The different statistical methods used to analyze the categorical data will be described in detail and the limitations of each method will be discussed.

Univariate and bivariate statistical methods

Chi-square test. The chi-square test of independence is used to test the association between two categorical variables. The idea behind this test is to compare the observed frequencies with the frequencies that would be expected if the null hypothesis of no association/statistical independence were true. By assuming the variables are independent, we can also predict an expected frequency for each cell in the contingency table. If the value of the test statistic for the chi-squared test of association is too large, it indicates a poor agreement between the observed and expected frequencies and the null hypothesis of independence/no association is rejected. For example in clinical trials, it will be used to test the association between adverse event and the treatment used. The chi-square test has some assumptions: independent random sampling, no more than 20% of the cells has an expected frequency less than five, and no empty cells. If the chi-square test shows significant result, then we may be interested to see the degree or strength of association among variables, but it fails to explain another situation where more than or equal to 20% of the cells have an expected frequency less than five. In this case, the usual chi-square test is not valid. Then the Fisher Exact test will be used to test the association among variables. This methods also fails to give the strength of association among variables.

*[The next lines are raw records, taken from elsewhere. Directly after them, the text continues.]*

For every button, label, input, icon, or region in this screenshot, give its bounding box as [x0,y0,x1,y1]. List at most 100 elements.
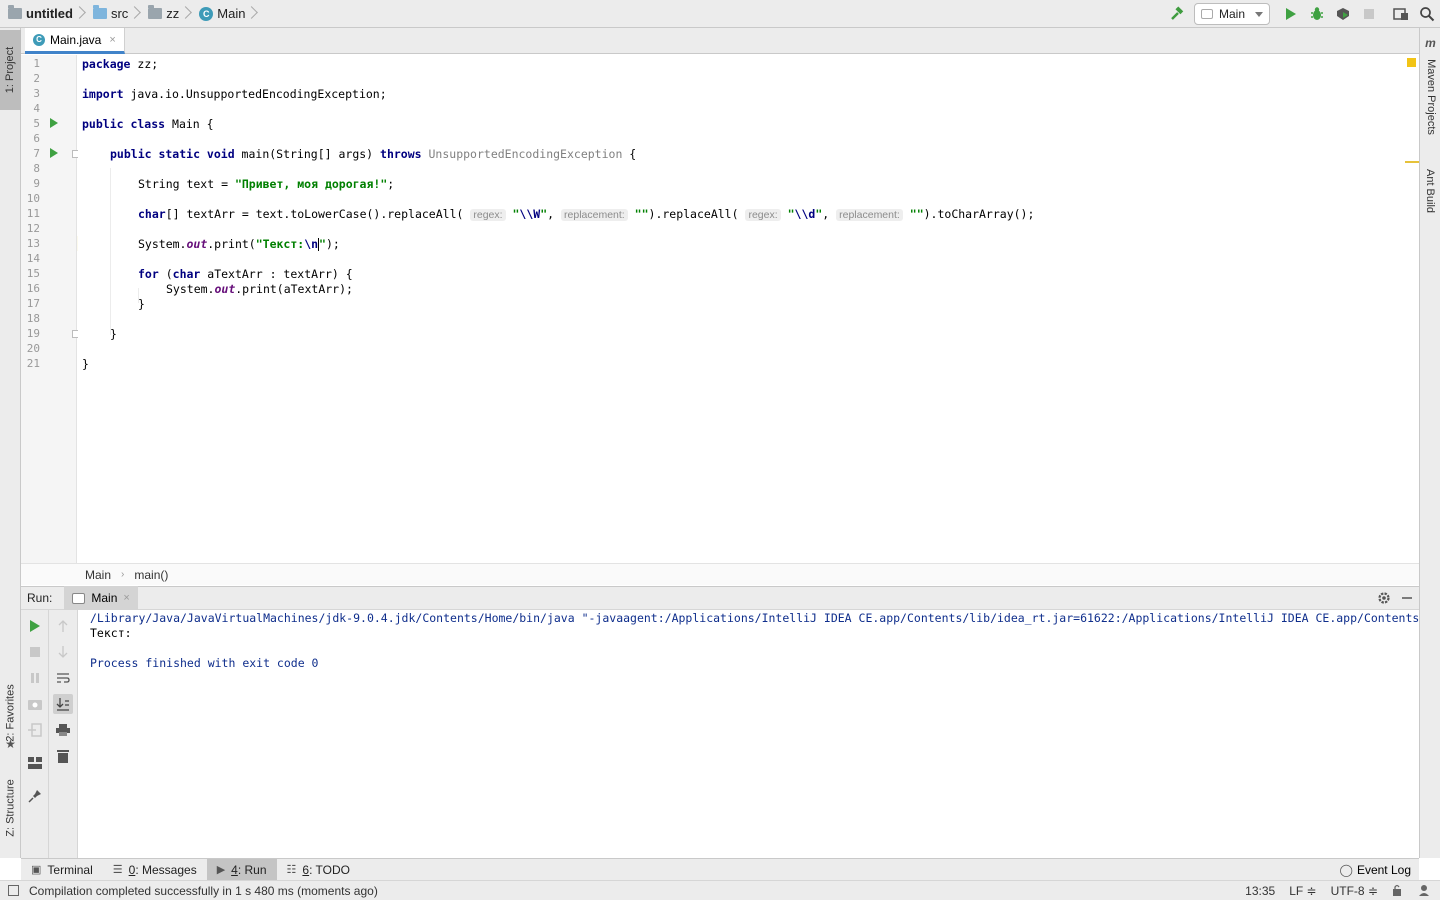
bottom-tool-window-bar: ▣ Terminal ☰ 0: Messages ▶ 4: Run ☷ 6: T… [21,858,1419,881]
breadcrumb-project[interactable]: untitled [0,0,77,28]
string-literal: "Привет, моя дорогая!" [234,177,388,191]
debug-icon[interactable] [1304,0,1330,28]
inspector-icon[interactable] [1418,884,1430,899]
chevron-right-icon: › [121,569,125,580]
breadcrumb-main[interactable]: C Main [191,0,249,28]
mnemonic: 4 [231,862,238,877]
run-gutter-icon[interactable] [50,118,58,128]
trash-icon[interactable] [55,748,71,764]
lock-icon[interactable] [1392,884,1404,899]
build-hammer-icon[interactable] [1164,0,1190,28]
token: , [547,207,555,221]
token: aTextArr : textArr) { [200,267,353,281]
code-line-21: } [82,357,89,371]
code-line-5: public class Main { [82,117,214,131]
run-gutter-icon[interactable] [50,148,58,158]
project-folder-icon [8,5,22,19]
console-output-line: Текст: [90,626,132,640]
code-editor[interactable]: package zz; import java.io.UnsupportedEn… [78,55,1419,563]
tool-window-event-log[interactable]: ◯ Event Log [1340,859,1411,881]
class-icon: C [33,33,45,46]
editor-breadcrumb-class[interactable]: Main [85,568,111,582]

Cochran Armitage trend test. The investigator may be interested to see the trend in response rate among the different doses of a drug. The Cochran Armitage trend test will be used for this purpose. It tests for trends in binomial proportions across levels of a single factor or covariate. This test is appropriate for a two-way table where one variable has two levels and the other variable is ordinal. The two-level variable represents the response, and the other variable represents an explanatory variable with ordered levels.

McNemar test. In clinical trials, we often test the improvement in response rate after a particular treatment. The statistical test used for this purpose is the McNemar test. It is a test on a 2x2 classification table, used to test the difference between paired proportions (e.g., studies in which patients serve as their own control, or in studies with before and after design). Assumptions: sample member must be randomly drawn from the population, within group sample scores must be independent of each other, and no expected frequencies should be less than five. The Cochran Q test is an extension to the McNemar test for related samples that provides a method for testing the differences between three or more matched sets of frequencies or proportions.